With a smile, Reid and Prentiss looked over and waved at their new found friends at the bar who raised their glasses of beer and mouthed the word 'thanks' towards them. "Hey no problem guys, back at ya," Prentiss shouted back grinning.

"Payback is a bitch, my friends." Morgan warned as he tried to regain his composure.

"Yeah, pretty sure you should know about that Morgan considering you just got repaid. I owed you for the whistle incident," Reid spit out a bit more vindictively than he had wanted to.

"Reid, seriously, Jesus, that was like six years ago," Derek whined.

"People never forget Morgan, people never forget," he shouted over his shoulder as he quickly walked away toward Prentiss with a bit of a triumphant look on his face.

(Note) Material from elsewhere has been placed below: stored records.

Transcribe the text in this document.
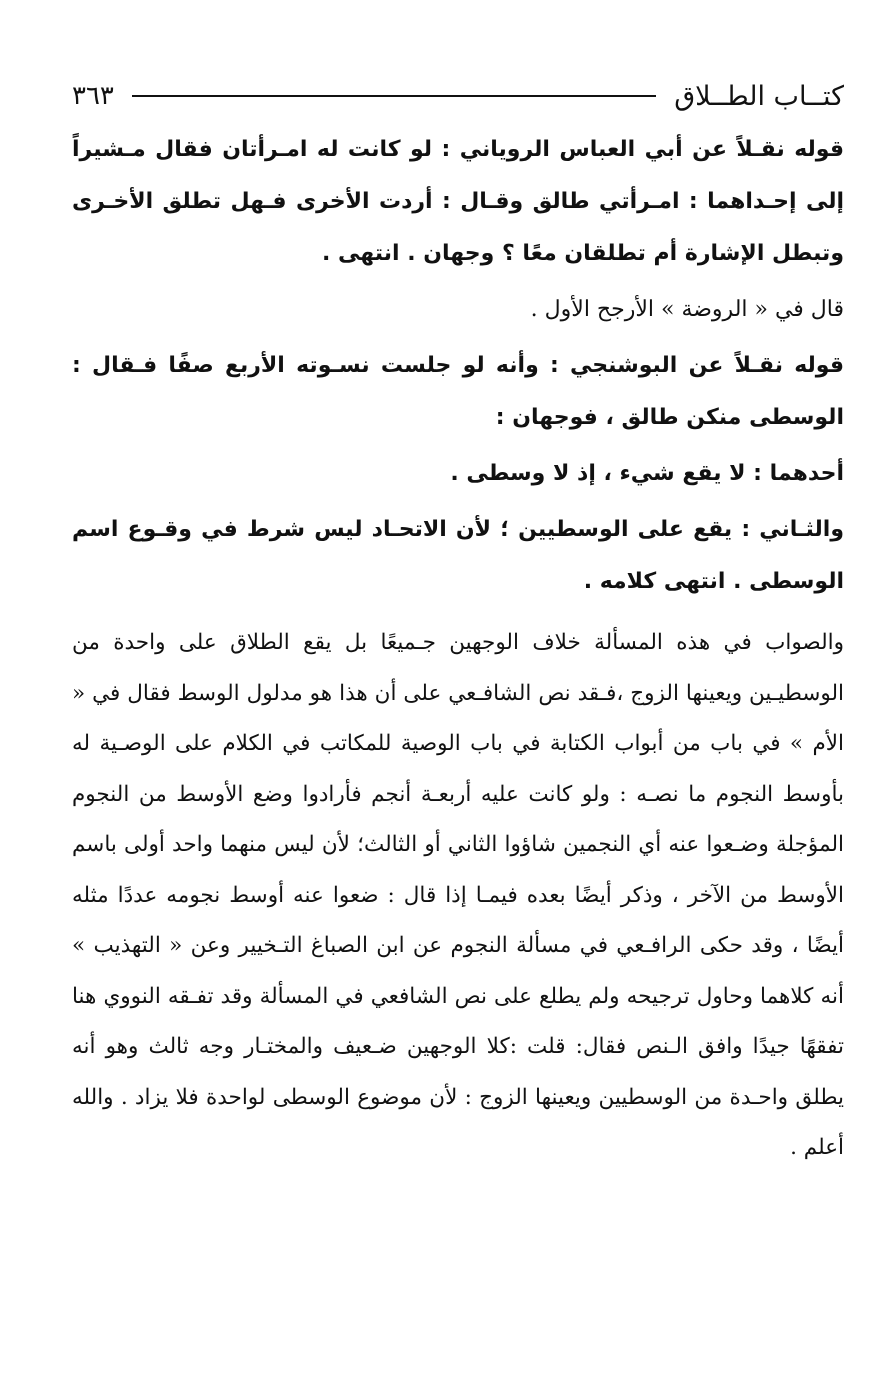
كتــاب الطــلاق
٣٦٣

قوله نقـلاً عن أبي العباس الروياني : لو كانت له امـرأتان فقال مـشيراً إلى إحـداهما : امـرأتي طالق وقـال : أردت الأخرى فـهل تطلق الأخـرى وتبطل الإشارة أم تطلقان معًا ؟ وجهان . انتهى .

قال في « الروضة » الأرجح الأول .

قوله نقـلاً عن البوشنجي : وأنه لو جلست نسـوته الأربع صفًا فـقال : الوسطى منكن طالق ، فوجهان :

أحدهما : لا يقع شيء ، إذ لا وسطى .

والثـاني : يقع على الوسطيين ؛ لأن الاتحـاد ليس شرط في وقـوع اسم الوسطى . انتهى كلامه .

والصواب في هذه المسألة خلاف الوجهين جـميعًا بل يقع الطلاق على واحدة من الوسطيـين ويعينها الزوج ،فـقد نص الشافـعي على أن هذا هو مدلول الوسط فقال في « الأم » في باب من أبواب الكتابة في باب الوصية للمكاتب في الكلام على الوصـية له بأوسط النجوم ما نصـه : ولو كانت عليه أربعـة أنجم فأرادوا وضع الأوسط من النجوم المؤجلة وضـعوا عنه أي النجمين شاؤوا الثاني أو الثالث؛ لأن ليس منهما واحد أولى باسم الأوسط من الآخر ، وذكر أيضًا بعده فيمـا إذا قال : ضعوا عنه أوسط نجومه عددًا مثله أيضًا ، وقد حكى الرافـعي في مسألة النجوم عن ابن الصباغ التـخيير وعن « التهذيب » أنه كلاهما وحاول ترجيحه ولم يطلع على نص الشافعي في المسألة وقد تفـقه النووي هنا تفقهًا جيدًا وافق الـنص فقال: قلت :كلا الوجهين ضـعيف والمختـار وجه ثالث وهو أنه يطلق واحـدة من الوسطيين ويعينها الزوج : لأن موضوع الوسطى لواحدة فلا يزاد . والله أعلم .
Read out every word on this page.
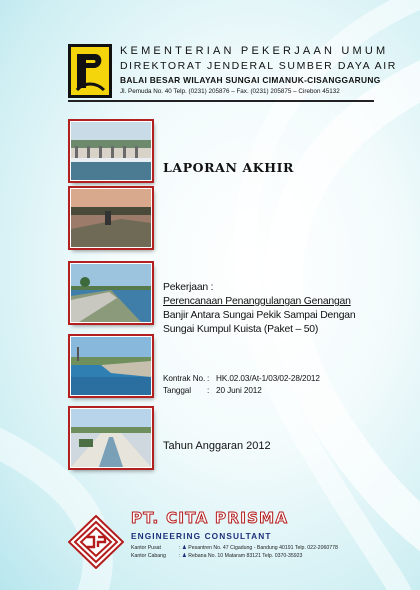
KEMENTERIAN PEKERJAAN UMUM
DIREKTORAT JENDERAL SUMBER DAYA AIR
BALAI BESAR WILAYAH SUNGAI CIMANUK-CISANGGARUNG
Jl. Pemuda No. 40 Telp. (0231) 205876 – Fax. (0231) 205875 – Cirebon 45132
LAPORAN AKHIR
Pekerjaan :
Perencanaan Penanggulangan Genangan
Banjir Antara Sungai Pekik Sampai Dengan
Sungai Kumpul Kuista (Paket – 50)
Kontrak No. : HK.02.03/At-1/03/02-28/2012
Tanggal : 20 Juni 2012
Tahun Anggaran 2012
PT. CITA PRISMA
ENGINEERING CONSULTANT
Kantor Pusat	: ♟ Pesantren No. 47 Cigadung - Bandung 40191 Telp. 022-2060778
Kantor Cabang	: ♟ Rebana No. 10 Mataram 83121 Telp. 0370-35923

"Baby girl, you and I are gonna have to have a talk about this," but Penelope, trying to look concerned, smiled a little because she knew exactly how to twist her chocolate hunk of man candy around her finger.

"Annnnnd with that, it is time to pay the bill and exit this fine establishment," Rossi stood up from the table straightening his shirt and looked at the group. "Come on kids, time to go home before we find ourselves escorted out."

The elite team of profilers walked across the parking lot of crushed white oyster shells that softly glowed in the moonlight. Finding the path that led them towards their hotel next door, they talked and laughed about the evening's escapades; visions of the last few days having temporarily faded from their memories. Hotch and Rossi, bringing up the rear, looked over at each other knowing that they had accomplished their mission tonight. Flashing a rare smile, the unit chief reflected back on the evening, "We have a hell of team Dave, and they needed that." Dave nodded with a smile, "Indeed, my friend, we ALL needed that.